Newsgroups: comp.parallel.pvm
From: le_saux@IRO.UMontreal.CA (Eric Le Saux)
Subject: Timing Distributed Processes
Keywords: pvm timing distributed processes
Organization: Universite de Montreal
Date: Tue, 16 Aug 1994 19:25:41 GMT
Message-ID: <Cun7Au.Evq@IRO.UMontreal.CA>

   We want to time master-slave PVM programs.  All the slaves run on
different but identically configured machines (Sparc 5).

   Lets suppose we are alone on the network then a real-time clock
gives quite stable measurements.  It can be used to compare runs
on different problem sizes.

   The problem is that most of the time, those machines are used for
other purposes (as you would have guessed).  The usual thing to do in
those circumstances is for each slave to lower it's own priority
(with setpriority()).

   In that context, wall-clock time can still be used if you want to
know how much time it really takes under the prevailing conditions.

   ...But that is not what we want.

   Much more adequate for us would be the cpu time.  Every slave can
return to the master it's own elapsed cpu time.  We can then write
some simple equations:

            n
           __
   1) M +  \  S[i]
           /_  
           i=1


           n
   2) M + max (S[i])
          i=1


   where M is the master's cpu time,
         S[k] the kth slave's cpu time,
         and n is the number of slaves.


   The equation (1) gives all the cpu time used, as if everything was
done sequentially.  That may be useful.

   But since we want a "parallel" time measurement, every "parallel"
second of cpu time should be counted once only, and equation (2) is
better in that respect.  It assumes that slaves *could* really overlap
in time under real conditions.  It will take into account the time of
packing and unpacking PVM message buffers, but not the transmission
time from machine to machine.


   So let us conclude on that.  We currently have two solutions for
timing distributed programs:

   1)  Isolate a group of machines during off-hour and use real time
       measurements of our master program.

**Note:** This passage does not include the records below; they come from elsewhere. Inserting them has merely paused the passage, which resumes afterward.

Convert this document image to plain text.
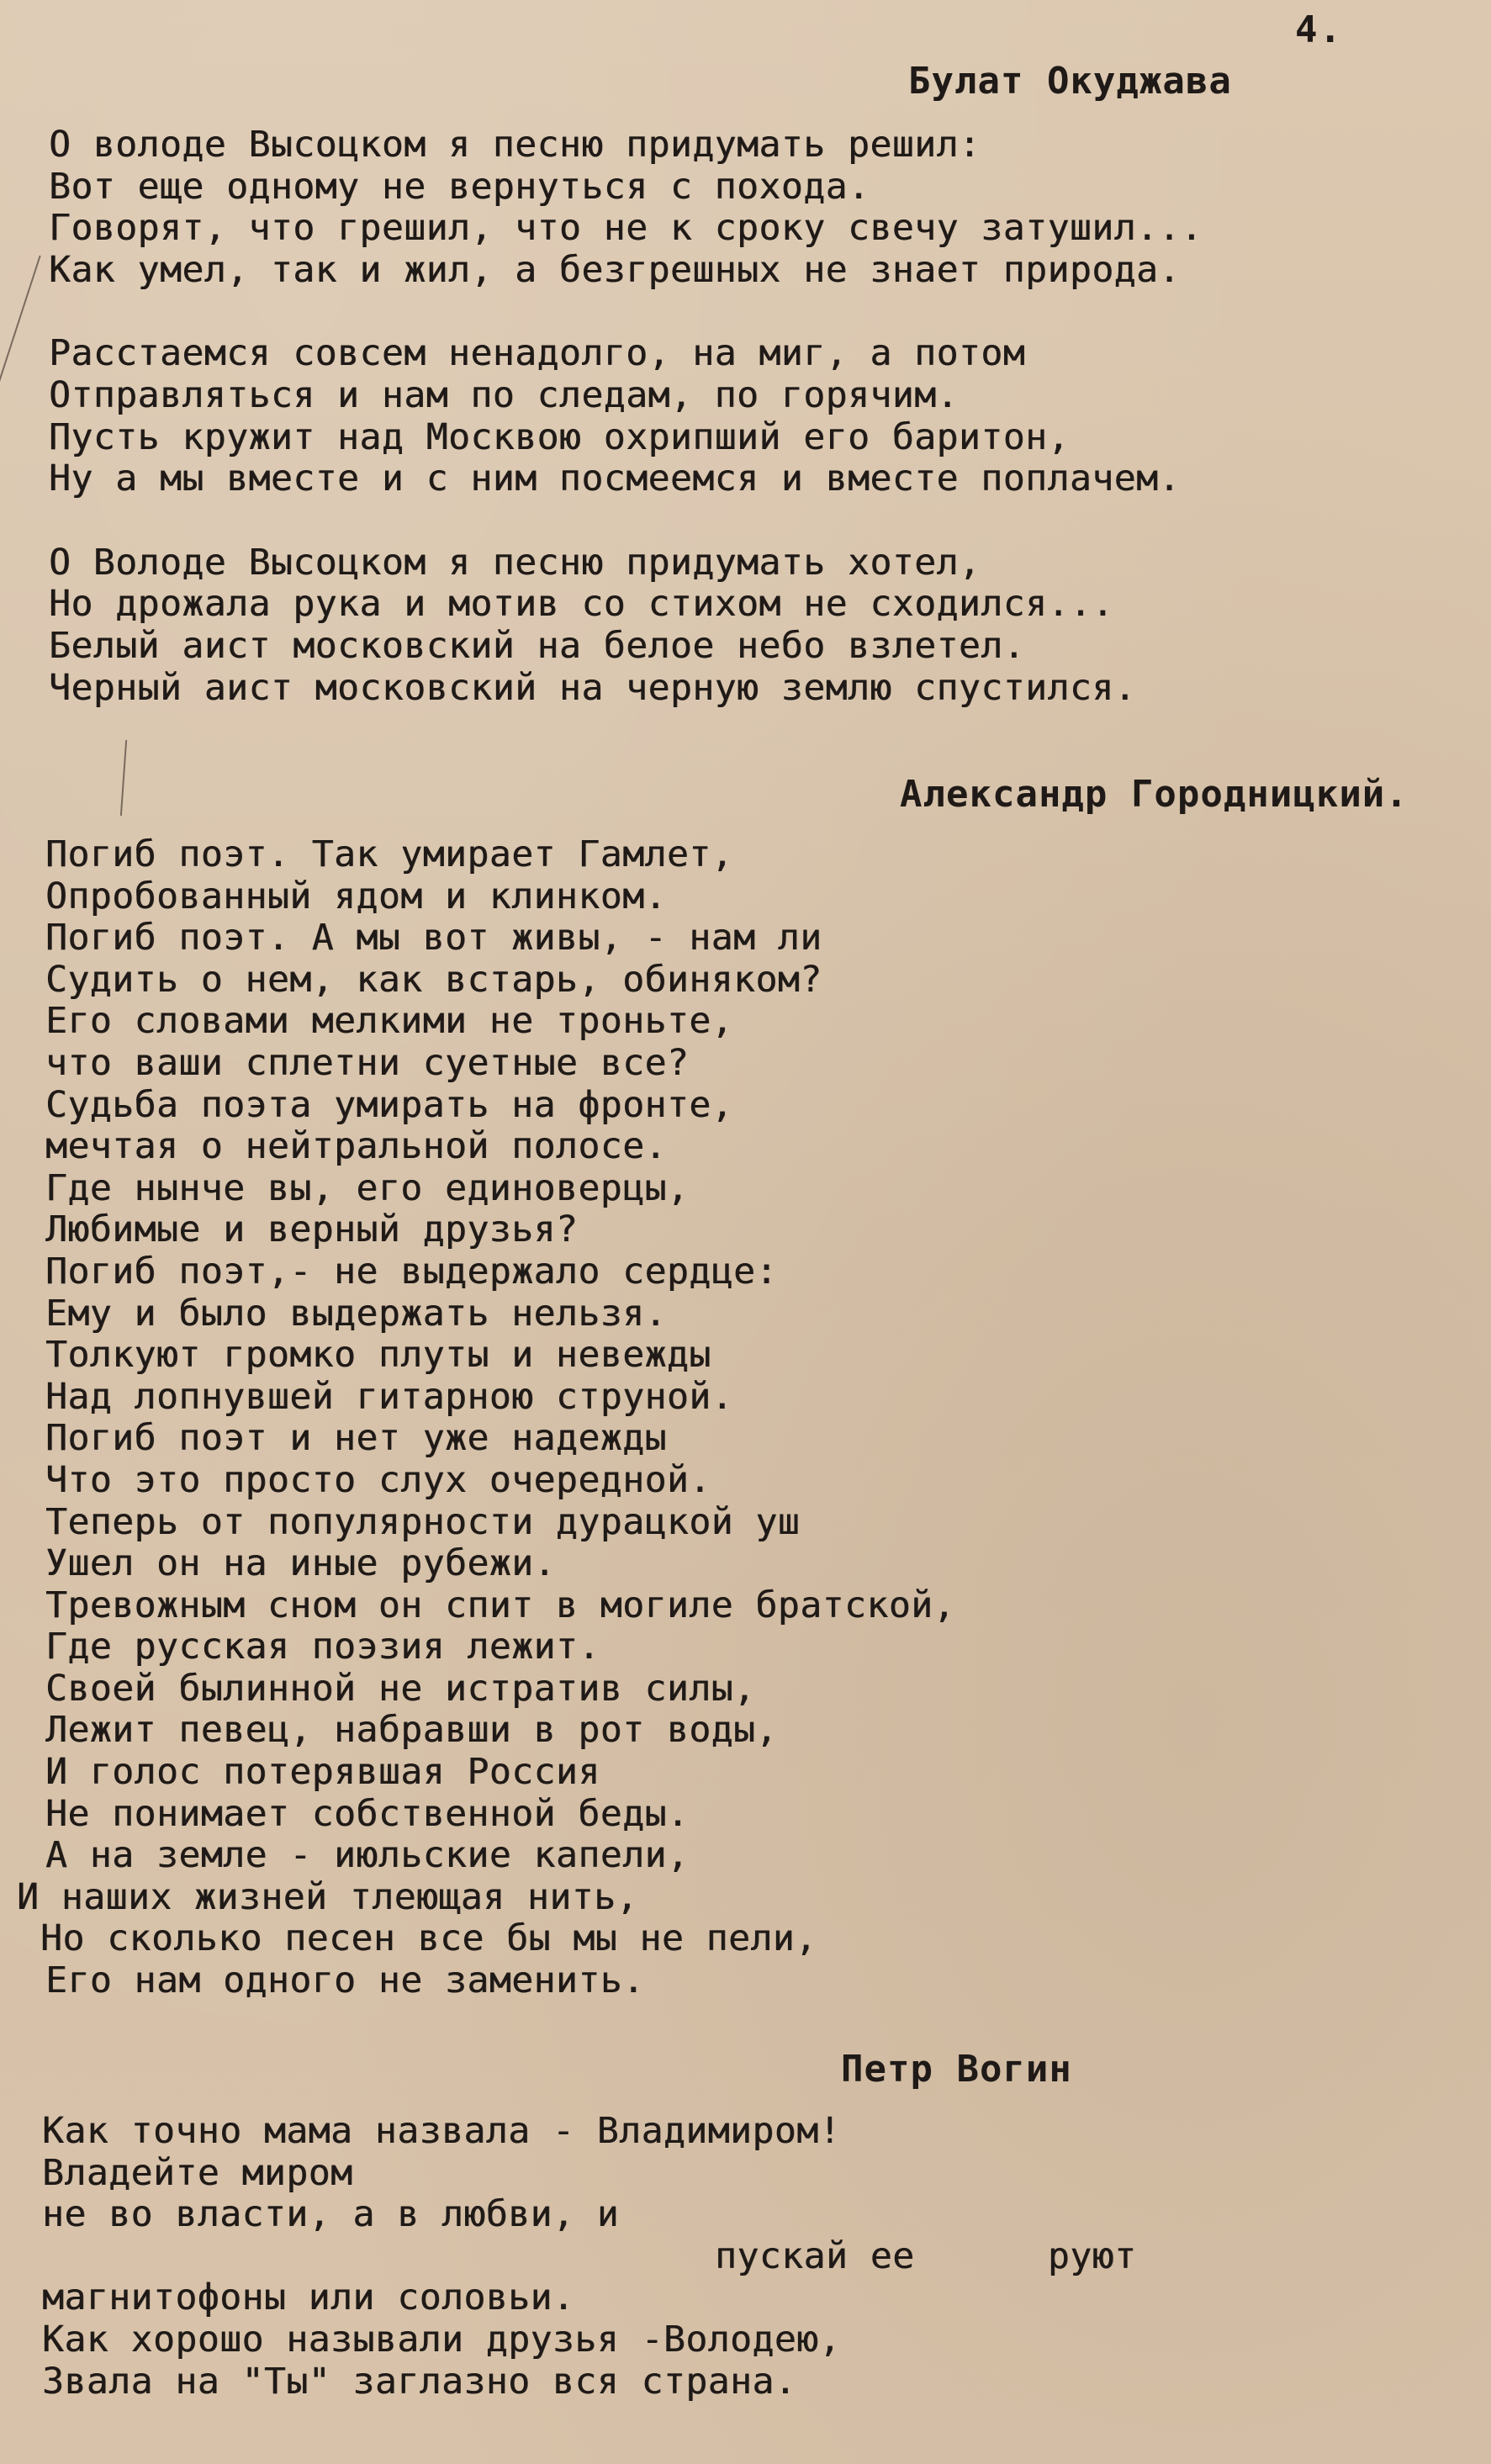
4.
Булат Окуджава
О володе Высоцком я песню придумать решил:
Вот еще одному не вернуться с похода.
Говорят, что грешил, что не к сроку свечу затушил...
Как умел, так и жил, а безгрешных не знает природа.
Расстаемся совсем ненадолго, на миг, а потом
Отправляться и нам по следам, по горячим.
Пусть кружит над Москвою охрипший его баритон,
Ну а мы вместе и с ним посмеемся и вместе поплачем.
О Володе Высоцком я песню придумать хотел,
Но дрожала рука и мотив со стихом не сходился...
Белый аист московский на белое небо взлетел.
Черный аист московский на черную землю спустился.
Александр Городницкий.
Погиб поэт. Так умирает Гамлет,
Опробованный ядом и клинком.
Погиб поэт. А мы вот живы, - нам ли
Судить о нем, как встарь, обиняком?
Его словами мелкими не троньте,
что ваши сплетни суетные все?
Судьба поэта умирать на фронте,
мечтая о нейтральной полосе.
Где нынче вы, его единоверцы,
Любимые и верный друзья?
Погиб поэт,- не выдержало сердце:
Ему и было выдержать нельзя.
Толкуют громко плуты и невежды
Над лопнувшей гитарною струной.
Погиб поэт и нет уже надежды
Что это просто слух очередной.
Теперь от популярности дурацкой уш
Ушел он на иные рубежи.
Тревожным сном он спит в могиле братской,
Где русская поэзия лежит.
Своей былинной не истратив силы,
Лежит певец, набравши в рот воды,
И голос потерявшая Россия
Не понимает собственной беды.
А на земле - июльские капели,
И наших жизней тлеющая нить,
Но сколько песен все бы мы не пели,
Его нам одного не заменить.
Петр Вогин
Как точно мама назвала - Владимиром!
Владейте миром
не во власти, а в любви, и
пускай ее      руют
магнитофоны или соловьи.
Как хорошо называли друзья -Володею,
Звала на "Ты" заглазно вся страна.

   2)  Sharing ressources by running slaves at lower priority, at any
       time of the day, and using a function of cpu time for our
       measurements.

   (Maybe a mix of the two, even though the measurements would not be
    compatible for comparison purposes).

   I'd rather prefer something based on cpu time, since I would not
have to deal with external performance degradation due, for example,
to the system backuping its disks!


   So if you have any comments on all this, particularly if you have a
better function based on cpu time, I would greatly appreciate it.



                           Eric LE SAUX

                           Center for research on tranportation
                           Montreal, Quebec, Canada